Notícias
20/06/2003
ECA
discute regulamentação
profissional de jornalistas
Por Enio
Moraes Júnior
Militares
no poder; repressão e cerceamento aos direitos civis;
atos institucionais, como o AI-5, que fecha o Congresso Nacional
e acaba com a garantia do habeas-corpus; protestos com mortes,
como o caso do estudante Edson Luís, no Rio de Janeiro;
"Caminhando contra o vento, sem lenço, sem documento".
O
final dos anos 60 foi, sem dúvida, um período
de intensa agitação política e estudantil
no Brasil, e a Escola de Comunicações e Arte da
USP não ficou de fora deste cenário. Em 1969,
a ECA teve uma ativa participação no processo
que discutiu e criou o texto final de regulamentação
da profissão de jornalista no país.
José
Coelho Sobrinho, 58, jornalista e professor da Escola, participou,
como estudante, do processo. As atividades, que funcionaram
em formato de fórum, elaborando moções
e textos para fundamentar as discussões, surgiram por
iniciativa do professor José Marques de Melo.
Segundo
o Coelho, havia duas motivações principais, na
ECA, para discutir a regulamentação. Uma delas
era de cunho "cartorial", de marcar o espaço
de atuação profissional do jornalista, impedindo
aberrações como o episódio citado por ele
em que, na época, havia o caso de um jornal, em São
Luís do Maranhão, que imprimia 3500 exemplares
e possuía, em seus quadros, cerca de 400 jornalistas,
em sua grande maioria pessoas apenas interessadas em se beneficiar
das vantagens da profissão.
A
outra motivação, e talvez, segundo Coelho, a principal,
era política e visava "impedir que a ditadura colocasse
nos jornais e nas escolas exatamente quem eles queriam".
Segundo
ele, a posição política da Escola era notadamente
de esquerda, com seus vários matizes e nomes conhecidos.
Coelho destaca a atuação dos professores Marques,
Almeida Prado Galvão e Freitas Nobre, que já desenvolviam
trabalhos em torno da regulamentação profissional
do jornalista e aponta também nomes como o da hoje cineasta
Suzana Amaral, Etevaldo Siqueira, Walter Sampaio e de Wilson
da Costa Bueno, que fazia os apanhados e publicava o balanço
das discussões.
Ao
fazer uma análise das contribuições da
ECA no texto final da regulamentação, Coelho observa
que houve grande influência das discussões da Escola.
Para ele, a regulamentação impediu maiores abusos,
por parte da ditadura, ao impedi-la de formar quadros profissionais,
na imprensa, apenas com nomes indicados por ela. "Se você
fecha o grupo, a sociedade consegue ter um controle melhor do
que lhe interessa", diz.
Liminar
- Hoje, passados 34 anos, a regulamentação da
profissão enfrenta uma outra verdadeira polêmica.
Se não são mais os militares que estão
no poder, os interesses do empresariado e do mercado jornalístico
parecem corroer as bases dos documentos que passaram a vigorar
a partir de 1969.
No
final de 2001, uma liminar concedida pela Justiça de
São Paulo suspendeu, em todo o Brasil, a obrigatoriedade
de diploma de formação superior para o exercício
da profissão.

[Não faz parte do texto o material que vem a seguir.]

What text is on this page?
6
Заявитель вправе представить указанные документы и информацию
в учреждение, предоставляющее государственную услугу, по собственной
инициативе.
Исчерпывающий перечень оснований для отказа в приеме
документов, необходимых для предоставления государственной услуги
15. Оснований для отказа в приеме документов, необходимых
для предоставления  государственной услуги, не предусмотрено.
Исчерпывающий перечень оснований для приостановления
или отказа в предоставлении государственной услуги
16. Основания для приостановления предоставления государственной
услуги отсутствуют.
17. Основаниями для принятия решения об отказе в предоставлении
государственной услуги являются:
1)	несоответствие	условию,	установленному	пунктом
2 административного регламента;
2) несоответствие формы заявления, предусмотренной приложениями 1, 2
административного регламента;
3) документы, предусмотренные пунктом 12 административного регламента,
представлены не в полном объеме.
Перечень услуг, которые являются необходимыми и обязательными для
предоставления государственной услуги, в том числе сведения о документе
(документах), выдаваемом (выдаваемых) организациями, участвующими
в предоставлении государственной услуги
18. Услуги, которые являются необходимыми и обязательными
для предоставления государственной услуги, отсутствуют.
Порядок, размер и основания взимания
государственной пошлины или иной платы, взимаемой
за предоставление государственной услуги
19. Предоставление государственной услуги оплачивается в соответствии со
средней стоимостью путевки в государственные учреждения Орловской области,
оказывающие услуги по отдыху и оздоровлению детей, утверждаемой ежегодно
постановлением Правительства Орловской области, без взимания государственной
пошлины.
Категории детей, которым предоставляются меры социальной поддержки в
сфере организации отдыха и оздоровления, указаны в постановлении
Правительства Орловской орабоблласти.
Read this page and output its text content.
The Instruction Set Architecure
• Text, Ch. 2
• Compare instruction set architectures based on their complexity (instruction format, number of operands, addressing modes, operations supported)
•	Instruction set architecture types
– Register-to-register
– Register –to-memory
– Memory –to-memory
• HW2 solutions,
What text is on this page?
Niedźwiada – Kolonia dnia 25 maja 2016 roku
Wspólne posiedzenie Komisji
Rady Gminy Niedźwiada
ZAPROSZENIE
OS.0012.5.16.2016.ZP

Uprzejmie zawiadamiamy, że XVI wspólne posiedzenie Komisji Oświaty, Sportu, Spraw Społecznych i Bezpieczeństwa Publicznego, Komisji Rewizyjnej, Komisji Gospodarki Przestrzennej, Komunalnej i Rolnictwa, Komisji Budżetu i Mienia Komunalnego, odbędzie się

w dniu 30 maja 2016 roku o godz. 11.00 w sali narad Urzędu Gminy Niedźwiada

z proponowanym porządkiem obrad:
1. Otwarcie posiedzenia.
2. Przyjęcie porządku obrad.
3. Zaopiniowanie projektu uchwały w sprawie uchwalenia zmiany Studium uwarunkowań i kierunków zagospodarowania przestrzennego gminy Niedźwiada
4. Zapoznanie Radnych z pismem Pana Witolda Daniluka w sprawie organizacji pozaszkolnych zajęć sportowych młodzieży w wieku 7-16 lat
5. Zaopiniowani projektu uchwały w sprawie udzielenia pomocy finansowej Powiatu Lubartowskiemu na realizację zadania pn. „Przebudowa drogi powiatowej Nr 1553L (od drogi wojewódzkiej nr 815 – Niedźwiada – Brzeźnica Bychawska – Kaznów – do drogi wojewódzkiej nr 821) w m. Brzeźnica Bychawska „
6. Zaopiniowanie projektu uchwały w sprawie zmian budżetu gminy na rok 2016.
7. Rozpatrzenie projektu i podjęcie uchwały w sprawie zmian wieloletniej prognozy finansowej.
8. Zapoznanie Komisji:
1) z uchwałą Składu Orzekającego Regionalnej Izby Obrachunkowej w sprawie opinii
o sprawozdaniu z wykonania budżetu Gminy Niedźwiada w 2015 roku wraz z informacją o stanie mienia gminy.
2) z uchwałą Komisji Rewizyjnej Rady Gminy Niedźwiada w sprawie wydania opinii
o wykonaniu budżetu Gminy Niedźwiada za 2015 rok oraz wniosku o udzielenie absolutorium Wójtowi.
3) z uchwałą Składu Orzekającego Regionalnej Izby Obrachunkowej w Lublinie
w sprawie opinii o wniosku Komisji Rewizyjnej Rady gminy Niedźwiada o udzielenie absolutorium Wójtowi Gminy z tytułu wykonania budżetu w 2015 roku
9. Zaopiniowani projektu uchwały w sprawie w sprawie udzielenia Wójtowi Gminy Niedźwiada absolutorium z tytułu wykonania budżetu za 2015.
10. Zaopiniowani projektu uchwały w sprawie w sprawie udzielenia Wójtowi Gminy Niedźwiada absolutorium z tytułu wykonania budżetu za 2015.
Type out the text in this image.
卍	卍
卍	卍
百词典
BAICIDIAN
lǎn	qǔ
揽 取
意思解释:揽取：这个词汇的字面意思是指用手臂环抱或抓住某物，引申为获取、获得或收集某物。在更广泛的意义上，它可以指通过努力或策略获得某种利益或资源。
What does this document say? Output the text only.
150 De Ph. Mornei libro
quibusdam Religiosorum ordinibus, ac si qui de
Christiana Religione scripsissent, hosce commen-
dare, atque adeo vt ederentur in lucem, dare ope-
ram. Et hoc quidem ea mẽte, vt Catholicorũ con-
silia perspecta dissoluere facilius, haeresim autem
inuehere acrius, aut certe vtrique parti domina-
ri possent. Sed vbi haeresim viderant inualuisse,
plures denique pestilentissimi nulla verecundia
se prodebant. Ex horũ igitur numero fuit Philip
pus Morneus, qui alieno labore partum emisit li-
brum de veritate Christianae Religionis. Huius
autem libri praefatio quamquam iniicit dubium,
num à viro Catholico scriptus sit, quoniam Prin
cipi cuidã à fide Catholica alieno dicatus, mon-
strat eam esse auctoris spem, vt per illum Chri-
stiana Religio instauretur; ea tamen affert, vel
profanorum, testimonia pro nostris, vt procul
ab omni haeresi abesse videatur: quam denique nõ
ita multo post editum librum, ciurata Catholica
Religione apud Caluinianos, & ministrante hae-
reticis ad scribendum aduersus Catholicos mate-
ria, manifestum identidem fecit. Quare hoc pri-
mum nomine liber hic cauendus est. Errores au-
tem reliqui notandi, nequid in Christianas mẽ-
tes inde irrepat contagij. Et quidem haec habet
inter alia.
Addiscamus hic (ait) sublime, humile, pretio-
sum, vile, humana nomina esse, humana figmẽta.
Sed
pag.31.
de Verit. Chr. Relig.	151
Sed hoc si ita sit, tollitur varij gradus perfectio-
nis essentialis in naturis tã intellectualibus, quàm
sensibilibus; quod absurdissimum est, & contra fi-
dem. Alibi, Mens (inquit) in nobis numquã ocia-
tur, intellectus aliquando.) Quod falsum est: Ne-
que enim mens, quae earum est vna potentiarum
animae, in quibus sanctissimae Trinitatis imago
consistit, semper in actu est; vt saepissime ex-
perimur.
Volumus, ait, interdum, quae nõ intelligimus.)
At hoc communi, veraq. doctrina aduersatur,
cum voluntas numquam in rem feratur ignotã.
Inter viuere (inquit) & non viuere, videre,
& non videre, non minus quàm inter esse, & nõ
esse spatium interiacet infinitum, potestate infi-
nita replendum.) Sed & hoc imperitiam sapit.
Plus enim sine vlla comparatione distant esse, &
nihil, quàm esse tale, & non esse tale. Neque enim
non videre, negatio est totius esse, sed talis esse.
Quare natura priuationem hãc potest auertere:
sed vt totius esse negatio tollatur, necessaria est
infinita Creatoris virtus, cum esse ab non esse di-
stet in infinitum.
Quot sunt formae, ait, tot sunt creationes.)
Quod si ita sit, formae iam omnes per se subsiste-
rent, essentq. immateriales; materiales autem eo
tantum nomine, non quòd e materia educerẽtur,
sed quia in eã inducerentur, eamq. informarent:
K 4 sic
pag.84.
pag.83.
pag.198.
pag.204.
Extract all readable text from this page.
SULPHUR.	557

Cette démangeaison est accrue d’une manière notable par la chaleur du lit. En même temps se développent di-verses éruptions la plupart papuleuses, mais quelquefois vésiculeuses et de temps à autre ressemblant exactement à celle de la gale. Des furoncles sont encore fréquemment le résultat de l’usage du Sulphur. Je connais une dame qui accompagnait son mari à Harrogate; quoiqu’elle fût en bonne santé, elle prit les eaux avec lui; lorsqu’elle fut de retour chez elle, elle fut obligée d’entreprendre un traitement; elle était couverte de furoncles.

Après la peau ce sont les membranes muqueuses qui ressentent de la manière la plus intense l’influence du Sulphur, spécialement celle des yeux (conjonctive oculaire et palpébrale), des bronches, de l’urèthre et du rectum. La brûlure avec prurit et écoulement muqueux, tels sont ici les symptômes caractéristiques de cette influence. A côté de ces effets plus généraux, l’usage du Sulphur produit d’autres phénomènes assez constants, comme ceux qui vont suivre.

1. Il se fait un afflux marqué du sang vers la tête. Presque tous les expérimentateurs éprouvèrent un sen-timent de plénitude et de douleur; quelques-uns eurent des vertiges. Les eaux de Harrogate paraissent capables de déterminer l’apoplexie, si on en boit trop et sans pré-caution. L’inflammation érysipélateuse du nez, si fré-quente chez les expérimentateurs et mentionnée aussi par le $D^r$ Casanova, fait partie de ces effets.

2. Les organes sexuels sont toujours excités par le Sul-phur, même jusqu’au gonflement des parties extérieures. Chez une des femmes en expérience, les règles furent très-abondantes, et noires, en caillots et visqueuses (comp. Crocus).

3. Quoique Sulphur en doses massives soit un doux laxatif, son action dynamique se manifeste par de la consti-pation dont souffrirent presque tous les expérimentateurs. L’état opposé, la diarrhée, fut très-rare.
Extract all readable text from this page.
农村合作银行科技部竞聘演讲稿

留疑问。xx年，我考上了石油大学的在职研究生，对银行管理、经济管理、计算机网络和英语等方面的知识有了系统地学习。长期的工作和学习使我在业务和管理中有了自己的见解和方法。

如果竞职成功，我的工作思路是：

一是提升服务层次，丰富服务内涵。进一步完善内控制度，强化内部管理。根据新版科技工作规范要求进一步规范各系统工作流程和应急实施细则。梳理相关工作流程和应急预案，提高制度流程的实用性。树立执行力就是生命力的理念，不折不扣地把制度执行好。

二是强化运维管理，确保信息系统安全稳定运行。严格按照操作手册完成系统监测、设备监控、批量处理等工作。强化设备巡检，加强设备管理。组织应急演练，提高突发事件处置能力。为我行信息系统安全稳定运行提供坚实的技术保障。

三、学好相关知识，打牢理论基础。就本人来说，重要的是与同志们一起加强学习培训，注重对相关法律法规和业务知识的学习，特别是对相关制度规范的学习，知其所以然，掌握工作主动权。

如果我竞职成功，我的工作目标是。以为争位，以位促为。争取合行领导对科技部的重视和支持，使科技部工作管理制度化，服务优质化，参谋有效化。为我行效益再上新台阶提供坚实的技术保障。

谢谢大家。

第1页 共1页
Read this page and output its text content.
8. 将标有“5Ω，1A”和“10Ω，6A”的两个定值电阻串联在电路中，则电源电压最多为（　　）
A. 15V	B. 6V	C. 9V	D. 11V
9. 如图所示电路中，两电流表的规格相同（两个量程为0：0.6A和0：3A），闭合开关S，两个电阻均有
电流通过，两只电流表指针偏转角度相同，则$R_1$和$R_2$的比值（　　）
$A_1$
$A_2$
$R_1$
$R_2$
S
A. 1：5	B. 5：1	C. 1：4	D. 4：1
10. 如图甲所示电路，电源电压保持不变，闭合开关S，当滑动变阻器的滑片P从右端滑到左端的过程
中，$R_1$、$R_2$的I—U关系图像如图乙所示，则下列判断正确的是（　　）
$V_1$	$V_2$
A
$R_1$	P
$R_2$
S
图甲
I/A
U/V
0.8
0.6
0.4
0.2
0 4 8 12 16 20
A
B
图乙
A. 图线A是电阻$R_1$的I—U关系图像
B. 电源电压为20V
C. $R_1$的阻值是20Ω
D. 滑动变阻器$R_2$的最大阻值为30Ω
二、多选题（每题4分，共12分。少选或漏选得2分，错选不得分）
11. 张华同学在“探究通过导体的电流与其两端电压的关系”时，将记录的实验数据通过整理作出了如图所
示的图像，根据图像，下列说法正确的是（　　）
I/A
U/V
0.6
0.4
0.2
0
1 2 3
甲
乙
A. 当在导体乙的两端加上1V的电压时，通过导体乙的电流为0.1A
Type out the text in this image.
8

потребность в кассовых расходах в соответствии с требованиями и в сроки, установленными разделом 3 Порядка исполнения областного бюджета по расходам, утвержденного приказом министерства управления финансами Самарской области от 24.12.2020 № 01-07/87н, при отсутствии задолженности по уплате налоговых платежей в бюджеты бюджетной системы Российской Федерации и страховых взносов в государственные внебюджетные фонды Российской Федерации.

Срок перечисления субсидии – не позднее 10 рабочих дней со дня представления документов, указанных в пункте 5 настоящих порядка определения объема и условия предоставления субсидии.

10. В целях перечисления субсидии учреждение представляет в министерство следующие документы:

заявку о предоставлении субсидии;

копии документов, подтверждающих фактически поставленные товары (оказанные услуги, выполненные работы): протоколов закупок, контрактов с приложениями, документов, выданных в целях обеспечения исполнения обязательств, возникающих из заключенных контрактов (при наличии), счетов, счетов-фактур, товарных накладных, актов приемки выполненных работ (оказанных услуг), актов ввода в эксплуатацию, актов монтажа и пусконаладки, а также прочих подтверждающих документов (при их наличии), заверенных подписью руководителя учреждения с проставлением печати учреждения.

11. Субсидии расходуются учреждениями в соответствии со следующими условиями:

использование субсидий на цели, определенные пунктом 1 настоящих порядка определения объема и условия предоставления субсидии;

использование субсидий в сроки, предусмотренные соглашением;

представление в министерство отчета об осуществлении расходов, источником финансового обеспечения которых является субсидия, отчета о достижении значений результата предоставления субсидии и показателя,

A decisão é polêmica
e a Fenaj (Federação Nacional dos Jornalistas),
com o apoio dos sindicatos afiliados e de algumas escolas de
Comunicação, entrou com recurso pedindo a suspensão
da liminar, mas a questão até agora tramita nas
instâncias judiciais.
No
entendimento da juíza federal substituta Carla Rister,
que deferiu a sentença, para o exercício do Jornalismo
não se requer "qualificações profissionais
específicas" e o profissional da área deve
ter apenas "formação cultural sólida
e diversificada que se adquire com o hábito da leitura
e pelo próprio exercício profissional".
Uma
outra crítica de alguns defensores da não-regulamentação
toma como base o fato de ela haver surgido no período
da ditadura militar e ungir-se de seus valores, mas Coelho rebate
e diz que estas críticas desconsideram, exatamente, a
motivação política. "Esse
afrouxamento (a partir de 2001) da legislação
já foi suficiente para mostrar o que vai ser se por acaso
a regulamentação desaparecer".
Para
ele, o que existe hoje é um comprometimento da imagem
do jornalista, que deixa de ser um mediador e passa a ser um
vendedor de produtos, com a linguagem da profissão. "Isto
é uma forma de vender a credibilidade do jornalismo por
alguns quilos de carne, algumas garrafas de vinho, alguns livros
ou algumas assessorias". Neste quadro, critica o professor,
"o jornalismo está deixando de ser a atividade principal
dessas pessoas para ser atividade secundária".